The days were long and they seemed longer in wideshot. Without her, life was like a Visconti movie of the seventies, ambitious, but meandering, and often quietly sensual. She was his Tadzio and for hours or sometimes minutes at a time he wandered the beaches of Venice hearing only his own breath as the objective audio faded from the mix.
Over the course of several dissolves, his breathing grew louder. By now his gay seeming linen suit was stained, but he had stopped caring. Now it was mostly over the shoulders, handheld, and with a little glare. He smelled of hot sand and Malvasia delle Lipari.

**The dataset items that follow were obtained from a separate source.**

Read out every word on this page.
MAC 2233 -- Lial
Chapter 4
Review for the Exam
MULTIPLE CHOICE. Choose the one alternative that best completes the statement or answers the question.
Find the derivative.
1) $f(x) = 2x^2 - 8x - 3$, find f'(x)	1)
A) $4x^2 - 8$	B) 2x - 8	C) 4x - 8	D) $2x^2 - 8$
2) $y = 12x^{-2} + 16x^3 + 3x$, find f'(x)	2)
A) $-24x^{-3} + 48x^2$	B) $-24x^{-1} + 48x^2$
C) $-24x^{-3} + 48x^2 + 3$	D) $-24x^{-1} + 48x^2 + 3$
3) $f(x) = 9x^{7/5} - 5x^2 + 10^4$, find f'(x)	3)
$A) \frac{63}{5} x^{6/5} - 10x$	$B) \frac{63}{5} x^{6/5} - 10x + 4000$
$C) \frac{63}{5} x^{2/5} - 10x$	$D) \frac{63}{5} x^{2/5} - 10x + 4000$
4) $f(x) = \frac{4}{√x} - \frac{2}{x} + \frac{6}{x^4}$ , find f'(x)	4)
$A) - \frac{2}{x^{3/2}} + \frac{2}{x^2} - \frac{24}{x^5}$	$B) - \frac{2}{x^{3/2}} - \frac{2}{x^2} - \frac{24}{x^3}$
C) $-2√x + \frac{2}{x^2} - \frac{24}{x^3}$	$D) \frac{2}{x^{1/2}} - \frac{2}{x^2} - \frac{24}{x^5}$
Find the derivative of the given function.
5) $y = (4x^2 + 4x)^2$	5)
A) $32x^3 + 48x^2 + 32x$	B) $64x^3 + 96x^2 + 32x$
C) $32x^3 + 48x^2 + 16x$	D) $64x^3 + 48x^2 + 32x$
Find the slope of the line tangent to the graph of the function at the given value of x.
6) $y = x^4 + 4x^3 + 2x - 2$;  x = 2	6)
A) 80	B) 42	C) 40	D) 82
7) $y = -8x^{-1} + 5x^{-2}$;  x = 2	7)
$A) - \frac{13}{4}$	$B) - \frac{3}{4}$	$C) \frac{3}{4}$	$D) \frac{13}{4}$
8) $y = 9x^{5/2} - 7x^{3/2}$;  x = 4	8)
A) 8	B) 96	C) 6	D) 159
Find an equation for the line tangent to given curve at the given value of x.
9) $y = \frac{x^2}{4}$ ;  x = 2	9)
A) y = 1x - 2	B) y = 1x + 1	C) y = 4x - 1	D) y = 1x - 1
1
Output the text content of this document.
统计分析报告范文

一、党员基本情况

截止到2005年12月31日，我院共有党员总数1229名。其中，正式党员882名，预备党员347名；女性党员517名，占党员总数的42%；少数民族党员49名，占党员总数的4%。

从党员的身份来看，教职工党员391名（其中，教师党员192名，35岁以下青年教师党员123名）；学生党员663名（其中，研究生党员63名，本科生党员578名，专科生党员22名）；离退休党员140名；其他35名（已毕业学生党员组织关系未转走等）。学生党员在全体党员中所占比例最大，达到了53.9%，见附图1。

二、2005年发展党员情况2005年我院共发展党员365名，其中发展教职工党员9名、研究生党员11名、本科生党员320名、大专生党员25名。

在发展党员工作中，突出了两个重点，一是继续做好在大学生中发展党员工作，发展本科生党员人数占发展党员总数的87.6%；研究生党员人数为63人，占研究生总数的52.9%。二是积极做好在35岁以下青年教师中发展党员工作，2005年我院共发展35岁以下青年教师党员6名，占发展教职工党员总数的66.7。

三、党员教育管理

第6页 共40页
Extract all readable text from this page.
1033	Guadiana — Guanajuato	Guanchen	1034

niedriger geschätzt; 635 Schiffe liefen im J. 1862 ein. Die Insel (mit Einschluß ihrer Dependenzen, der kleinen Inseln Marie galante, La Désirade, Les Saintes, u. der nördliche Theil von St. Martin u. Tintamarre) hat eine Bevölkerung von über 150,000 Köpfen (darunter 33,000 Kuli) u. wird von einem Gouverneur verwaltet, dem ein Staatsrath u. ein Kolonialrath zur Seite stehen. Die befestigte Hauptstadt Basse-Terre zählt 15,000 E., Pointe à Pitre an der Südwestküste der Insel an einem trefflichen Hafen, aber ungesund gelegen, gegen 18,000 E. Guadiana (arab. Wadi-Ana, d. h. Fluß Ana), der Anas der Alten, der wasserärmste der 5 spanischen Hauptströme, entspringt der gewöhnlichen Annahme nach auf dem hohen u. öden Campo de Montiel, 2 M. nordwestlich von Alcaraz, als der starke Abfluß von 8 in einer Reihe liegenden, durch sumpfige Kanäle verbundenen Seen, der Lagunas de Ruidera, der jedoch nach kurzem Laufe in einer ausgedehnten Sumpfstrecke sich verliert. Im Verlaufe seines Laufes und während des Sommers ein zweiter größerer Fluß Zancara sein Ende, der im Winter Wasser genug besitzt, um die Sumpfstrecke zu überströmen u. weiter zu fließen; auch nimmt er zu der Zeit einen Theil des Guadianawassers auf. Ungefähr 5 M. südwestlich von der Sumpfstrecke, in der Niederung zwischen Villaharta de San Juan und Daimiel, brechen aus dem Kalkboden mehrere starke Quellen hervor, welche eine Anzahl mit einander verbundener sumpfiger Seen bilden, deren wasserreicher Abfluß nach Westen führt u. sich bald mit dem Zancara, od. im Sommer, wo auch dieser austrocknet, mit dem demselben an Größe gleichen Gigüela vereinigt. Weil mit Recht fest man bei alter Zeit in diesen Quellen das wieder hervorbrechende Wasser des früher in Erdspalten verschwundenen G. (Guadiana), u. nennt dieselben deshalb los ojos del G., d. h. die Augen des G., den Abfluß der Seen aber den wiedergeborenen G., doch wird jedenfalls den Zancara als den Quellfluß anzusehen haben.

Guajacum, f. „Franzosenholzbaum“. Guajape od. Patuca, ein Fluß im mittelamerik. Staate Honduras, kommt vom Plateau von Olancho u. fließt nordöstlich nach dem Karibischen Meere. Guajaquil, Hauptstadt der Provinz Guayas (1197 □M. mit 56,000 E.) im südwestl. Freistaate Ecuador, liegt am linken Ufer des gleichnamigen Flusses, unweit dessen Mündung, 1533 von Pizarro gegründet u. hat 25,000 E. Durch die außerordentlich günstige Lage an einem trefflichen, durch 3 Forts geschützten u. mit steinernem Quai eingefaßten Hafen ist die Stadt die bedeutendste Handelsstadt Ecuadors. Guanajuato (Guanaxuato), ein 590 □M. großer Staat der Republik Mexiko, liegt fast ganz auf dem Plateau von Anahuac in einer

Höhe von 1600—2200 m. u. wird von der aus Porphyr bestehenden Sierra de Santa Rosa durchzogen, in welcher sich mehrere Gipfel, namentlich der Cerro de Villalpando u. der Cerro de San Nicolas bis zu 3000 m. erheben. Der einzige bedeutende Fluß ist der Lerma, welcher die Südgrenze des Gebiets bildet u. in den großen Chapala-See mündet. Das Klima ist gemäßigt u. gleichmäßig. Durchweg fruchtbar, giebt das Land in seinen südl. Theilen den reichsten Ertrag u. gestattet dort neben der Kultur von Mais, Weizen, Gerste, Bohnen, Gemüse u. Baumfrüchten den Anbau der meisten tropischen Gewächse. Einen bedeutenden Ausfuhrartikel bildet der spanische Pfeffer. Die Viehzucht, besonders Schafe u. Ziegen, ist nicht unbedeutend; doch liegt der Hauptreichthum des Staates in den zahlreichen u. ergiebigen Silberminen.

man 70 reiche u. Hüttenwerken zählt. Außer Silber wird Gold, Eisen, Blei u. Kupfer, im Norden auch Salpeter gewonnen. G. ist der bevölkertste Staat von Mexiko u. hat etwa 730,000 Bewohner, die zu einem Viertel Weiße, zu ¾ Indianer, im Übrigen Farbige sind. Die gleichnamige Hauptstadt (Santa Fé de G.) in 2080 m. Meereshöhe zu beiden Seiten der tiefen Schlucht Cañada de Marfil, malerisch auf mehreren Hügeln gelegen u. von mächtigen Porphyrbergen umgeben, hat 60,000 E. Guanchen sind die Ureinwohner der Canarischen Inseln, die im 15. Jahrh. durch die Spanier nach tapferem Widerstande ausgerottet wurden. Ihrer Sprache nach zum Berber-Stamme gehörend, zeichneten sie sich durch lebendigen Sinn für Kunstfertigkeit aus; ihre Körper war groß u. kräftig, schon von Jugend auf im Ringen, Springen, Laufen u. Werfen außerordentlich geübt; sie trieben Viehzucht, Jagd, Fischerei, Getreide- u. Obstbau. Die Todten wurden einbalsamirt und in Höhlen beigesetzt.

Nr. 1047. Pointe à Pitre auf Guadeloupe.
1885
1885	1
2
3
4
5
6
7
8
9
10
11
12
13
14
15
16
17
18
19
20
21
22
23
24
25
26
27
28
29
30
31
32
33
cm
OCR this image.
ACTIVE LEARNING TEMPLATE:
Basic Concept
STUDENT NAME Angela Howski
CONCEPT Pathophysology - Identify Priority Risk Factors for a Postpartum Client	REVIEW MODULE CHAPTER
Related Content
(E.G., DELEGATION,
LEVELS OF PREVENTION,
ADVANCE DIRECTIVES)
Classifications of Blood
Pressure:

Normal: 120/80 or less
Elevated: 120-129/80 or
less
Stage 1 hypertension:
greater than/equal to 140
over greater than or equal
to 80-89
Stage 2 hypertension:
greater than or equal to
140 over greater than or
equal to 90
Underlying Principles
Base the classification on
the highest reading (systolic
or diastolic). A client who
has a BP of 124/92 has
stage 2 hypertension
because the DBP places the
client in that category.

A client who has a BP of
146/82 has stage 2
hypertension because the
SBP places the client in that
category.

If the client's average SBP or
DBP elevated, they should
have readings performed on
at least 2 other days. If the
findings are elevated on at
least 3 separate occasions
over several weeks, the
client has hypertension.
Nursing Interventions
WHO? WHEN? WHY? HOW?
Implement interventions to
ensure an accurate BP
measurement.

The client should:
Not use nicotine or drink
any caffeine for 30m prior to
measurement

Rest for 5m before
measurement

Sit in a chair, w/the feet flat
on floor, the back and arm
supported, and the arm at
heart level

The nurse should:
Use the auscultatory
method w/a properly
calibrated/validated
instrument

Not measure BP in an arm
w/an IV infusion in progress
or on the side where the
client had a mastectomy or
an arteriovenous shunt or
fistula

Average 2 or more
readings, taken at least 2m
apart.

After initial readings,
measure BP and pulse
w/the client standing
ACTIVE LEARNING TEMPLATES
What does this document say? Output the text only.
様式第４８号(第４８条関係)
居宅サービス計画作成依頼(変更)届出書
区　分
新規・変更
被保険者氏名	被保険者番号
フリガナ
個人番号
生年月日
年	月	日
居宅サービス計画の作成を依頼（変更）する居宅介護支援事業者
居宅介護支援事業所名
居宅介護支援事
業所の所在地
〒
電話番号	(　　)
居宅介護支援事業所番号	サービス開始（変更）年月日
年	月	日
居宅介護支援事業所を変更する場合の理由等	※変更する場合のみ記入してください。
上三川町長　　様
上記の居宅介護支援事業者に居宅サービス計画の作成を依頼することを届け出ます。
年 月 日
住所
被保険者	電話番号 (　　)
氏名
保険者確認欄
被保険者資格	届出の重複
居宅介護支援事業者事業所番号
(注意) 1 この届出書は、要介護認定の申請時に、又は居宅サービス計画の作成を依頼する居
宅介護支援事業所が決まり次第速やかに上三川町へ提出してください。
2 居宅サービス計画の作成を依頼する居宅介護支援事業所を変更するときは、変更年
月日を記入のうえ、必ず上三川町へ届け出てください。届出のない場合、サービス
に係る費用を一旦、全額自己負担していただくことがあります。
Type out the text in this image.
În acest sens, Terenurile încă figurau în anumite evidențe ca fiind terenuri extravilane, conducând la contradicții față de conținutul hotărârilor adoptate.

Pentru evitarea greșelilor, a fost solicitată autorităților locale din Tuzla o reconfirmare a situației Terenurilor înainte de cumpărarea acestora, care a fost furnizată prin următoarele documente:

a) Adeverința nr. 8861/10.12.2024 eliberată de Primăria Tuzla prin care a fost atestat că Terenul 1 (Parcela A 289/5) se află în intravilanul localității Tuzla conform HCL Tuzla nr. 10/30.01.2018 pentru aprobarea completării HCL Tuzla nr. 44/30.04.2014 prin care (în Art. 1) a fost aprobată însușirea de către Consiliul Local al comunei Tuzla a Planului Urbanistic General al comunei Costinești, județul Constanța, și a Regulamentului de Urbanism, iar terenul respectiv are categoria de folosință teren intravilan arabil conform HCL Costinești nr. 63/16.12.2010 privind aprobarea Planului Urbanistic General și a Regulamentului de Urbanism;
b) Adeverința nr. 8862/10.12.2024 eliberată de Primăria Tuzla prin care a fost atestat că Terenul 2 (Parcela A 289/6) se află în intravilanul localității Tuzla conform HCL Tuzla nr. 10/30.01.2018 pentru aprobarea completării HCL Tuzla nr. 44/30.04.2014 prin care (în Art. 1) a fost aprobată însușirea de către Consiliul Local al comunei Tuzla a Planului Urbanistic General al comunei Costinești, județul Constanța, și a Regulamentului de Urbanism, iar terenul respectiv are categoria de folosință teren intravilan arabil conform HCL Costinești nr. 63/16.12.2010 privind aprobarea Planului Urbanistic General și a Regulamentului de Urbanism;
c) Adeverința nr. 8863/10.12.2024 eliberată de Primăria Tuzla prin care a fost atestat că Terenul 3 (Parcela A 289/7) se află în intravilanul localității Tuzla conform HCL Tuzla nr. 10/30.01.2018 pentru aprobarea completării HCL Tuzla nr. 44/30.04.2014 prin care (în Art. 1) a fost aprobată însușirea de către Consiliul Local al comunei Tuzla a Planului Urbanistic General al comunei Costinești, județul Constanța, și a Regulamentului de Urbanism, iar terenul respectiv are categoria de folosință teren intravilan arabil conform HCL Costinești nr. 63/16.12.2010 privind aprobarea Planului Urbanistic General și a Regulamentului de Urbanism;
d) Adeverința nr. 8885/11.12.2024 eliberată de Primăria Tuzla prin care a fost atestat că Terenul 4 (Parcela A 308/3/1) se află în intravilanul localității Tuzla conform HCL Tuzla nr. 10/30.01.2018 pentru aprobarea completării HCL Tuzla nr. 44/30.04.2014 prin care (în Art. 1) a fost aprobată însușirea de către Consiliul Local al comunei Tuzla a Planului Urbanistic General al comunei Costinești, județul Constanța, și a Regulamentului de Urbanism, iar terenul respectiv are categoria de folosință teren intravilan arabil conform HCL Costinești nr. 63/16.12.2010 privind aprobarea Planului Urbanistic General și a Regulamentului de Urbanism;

“One day,” he vowed again, now reaching both fists heavenward à la Personal Best, “One day, you and I will walk the streets of Culver Città, hand in ink stained hand. I will buy you antipasto and hope you offer to split the bill. Of course, I will insist, but you will insist with greater strength and rip the bill out of my hands. You will pull hard because I will be pulling relatively hard in the other direction to give you the impression that I really want to pay, which of course I do, but honestly, you have the killer job and I’m at home writing a blog at 6:15 on a Saturday night.”
His feet were parched and his mouth was also parched. It was tough to say which was more parched. On the one hand, there were his feet; on the other, his mouth. But there was no way to know. That’s how evenly distributed the parching was.
“Tutti saranno fini,” he whispered. “Tutti saranno fini…” and then he died.